New scholarship honors Ritter’s Frozen Custard founder
A new scholarship created in honor of the founder of Ritter’s Frozen Custard will support students interested in creative advertising or film production.
Before John Ritter was an ice cream entrepreneur, he was a commercial animator — the artist behind recognizable mascots like StarKist’s Charlie the Tuna.
Ritter and his wife Bonny have six children. Their son Steve Ritter, MD’93, created the scholarship fund to ensure his father’s legacy for years to come.
After graduating from high school, Ritter served in the U.S. Navy from 1951-54. He was assigned to the U.S. Naval Aerial Photography School in Pensacola, Florida.

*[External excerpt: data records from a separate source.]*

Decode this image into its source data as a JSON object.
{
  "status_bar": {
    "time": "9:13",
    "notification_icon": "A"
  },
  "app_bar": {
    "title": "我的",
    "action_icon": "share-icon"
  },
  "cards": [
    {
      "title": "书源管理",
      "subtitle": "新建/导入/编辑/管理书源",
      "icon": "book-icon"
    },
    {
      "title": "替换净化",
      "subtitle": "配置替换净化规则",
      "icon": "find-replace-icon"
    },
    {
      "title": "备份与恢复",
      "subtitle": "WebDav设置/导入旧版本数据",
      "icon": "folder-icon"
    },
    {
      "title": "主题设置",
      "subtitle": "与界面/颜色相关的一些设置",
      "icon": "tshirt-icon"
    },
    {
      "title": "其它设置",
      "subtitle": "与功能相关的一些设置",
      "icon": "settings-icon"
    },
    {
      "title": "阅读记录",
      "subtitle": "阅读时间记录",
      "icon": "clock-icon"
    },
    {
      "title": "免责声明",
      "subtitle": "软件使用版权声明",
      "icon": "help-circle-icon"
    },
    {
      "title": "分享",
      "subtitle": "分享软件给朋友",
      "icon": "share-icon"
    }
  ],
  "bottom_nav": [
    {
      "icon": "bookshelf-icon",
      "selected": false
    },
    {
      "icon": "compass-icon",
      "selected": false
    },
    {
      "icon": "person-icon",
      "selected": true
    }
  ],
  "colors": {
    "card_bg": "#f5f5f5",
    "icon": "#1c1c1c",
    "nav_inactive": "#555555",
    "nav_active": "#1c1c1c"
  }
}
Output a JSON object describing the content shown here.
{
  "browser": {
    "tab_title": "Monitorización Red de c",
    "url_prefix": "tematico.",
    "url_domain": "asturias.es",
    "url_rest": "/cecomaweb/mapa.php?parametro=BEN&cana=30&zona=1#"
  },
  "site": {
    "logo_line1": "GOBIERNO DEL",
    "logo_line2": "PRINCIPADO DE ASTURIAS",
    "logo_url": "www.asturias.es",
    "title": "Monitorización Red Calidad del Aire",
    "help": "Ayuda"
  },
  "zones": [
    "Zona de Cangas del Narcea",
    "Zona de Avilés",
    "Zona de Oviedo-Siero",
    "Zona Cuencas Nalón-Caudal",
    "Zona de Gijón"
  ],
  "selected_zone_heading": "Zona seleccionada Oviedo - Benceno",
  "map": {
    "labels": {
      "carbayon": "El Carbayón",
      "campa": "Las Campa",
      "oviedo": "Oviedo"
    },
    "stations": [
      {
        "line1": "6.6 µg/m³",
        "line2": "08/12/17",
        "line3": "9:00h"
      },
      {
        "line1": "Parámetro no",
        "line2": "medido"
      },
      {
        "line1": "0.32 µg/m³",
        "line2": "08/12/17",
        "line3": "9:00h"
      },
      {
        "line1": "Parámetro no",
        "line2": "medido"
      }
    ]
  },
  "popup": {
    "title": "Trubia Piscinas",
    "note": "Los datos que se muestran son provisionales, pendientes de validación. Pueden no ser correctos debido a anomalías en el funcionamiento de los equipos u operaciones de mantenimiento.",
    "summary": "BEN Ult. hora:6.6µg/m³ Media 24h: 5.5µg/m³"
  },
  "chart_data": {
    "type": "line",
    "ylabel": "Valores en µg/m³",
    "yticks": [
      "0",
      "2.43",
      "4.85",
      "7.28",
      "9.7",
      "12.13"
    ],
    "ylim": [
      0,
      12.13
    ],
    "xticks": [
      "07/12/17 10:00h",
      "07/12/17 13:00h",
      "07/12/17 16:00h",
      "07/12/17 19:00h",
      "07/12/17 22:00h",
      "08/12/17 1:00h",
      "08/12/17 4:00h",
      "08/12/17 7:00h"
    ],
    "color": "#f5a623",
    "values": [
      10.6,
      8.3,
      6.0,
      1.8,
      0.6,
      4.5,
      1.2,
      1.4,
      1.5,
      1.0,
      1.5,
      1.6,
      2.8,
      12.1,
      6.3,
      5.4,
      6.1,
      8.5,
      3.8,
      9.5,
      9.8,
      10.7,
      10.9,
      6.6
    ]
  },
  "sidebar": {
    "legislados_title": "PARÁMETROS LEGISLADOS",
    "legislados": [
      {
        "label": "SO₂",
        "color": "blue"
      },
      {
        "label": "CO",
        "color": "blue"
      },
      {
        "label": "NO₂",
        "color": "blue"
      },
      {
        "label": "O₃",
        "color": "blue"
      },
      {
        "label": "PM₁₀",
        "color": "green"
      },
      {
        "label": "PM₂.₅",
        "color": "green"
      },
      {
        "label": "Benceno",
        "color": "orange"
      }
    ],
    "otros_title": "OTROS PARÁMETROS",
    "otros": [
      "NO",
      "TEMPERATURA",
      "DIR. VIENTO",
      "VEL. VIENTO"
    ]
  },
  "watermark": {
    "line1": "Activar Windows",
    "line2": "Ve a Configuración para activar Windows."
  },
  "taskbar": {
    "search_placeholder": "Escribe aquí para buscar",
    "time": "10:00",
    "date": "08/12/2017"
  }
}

There, he worked on various models and illustrations of aerial photographic techniques. He also did an assignment in the animation department at the Naval Photographic Center in Washington, D.C. He had a knack for drawing and did a lot of his art by hand.
When he left the Navy, he worked for Leo Burnett, an advertising agency in Chicago, before founding the animation company Ritter-Waxberg & Associates.
“He has always loved Disney,” Steve said. “He was very interested in motion picture animation, which required 30 frames for every second of film. It was extremely laborious and super high-quality.”
Ritter-Waxberg specialized in creating fully animated television commercials in addition to stylized work for commercial trade shows. One of their most innovative accounts was creating the titles for Mutual of Omaha’s Wild Kingdom. Examples of other accounts they worked on are Tombstone Pizza, Little Green Giant and Old Style beer — a Chicago staple.
As computer technology evolved, and the industry veered away from traditional motion picture animation, Ritter was ready for a change. It was his son Steve that suggested starting an ice cream business.
“He was always an entrepreneur and never one to work for someone else,” Steve said. “He wanted to influence everything.”
John and his wife, Bonny, put a lot of work into the business, traveling and tasting various ice creams in search of the right recipe. After looking at properties, they settled on Franklin, Indiana, for the first shop and moved their home to Martinsville, where they still live 30 years later. The business eventually grew to more than 60 stores and franchises.
John’s creativity and strong work ethic made an impact on his six children, who are now spread all over the country and have careers spanning medicine, academia, business and IT.
“My dad is big on education,” said their daughter Kathy Heeger, a nurse. “It was where we were going to go to school, not if.”
The Ritter children credit their parents for their success.
“He has always been a skilled artist and photographer and a great entrepreneur, but his creativity and drive for perfection is what makes him stand out,” Steve said.
Undergraduate students will be considered for the John E. Ritter Scholarship based on the annual general Media School scholarship application.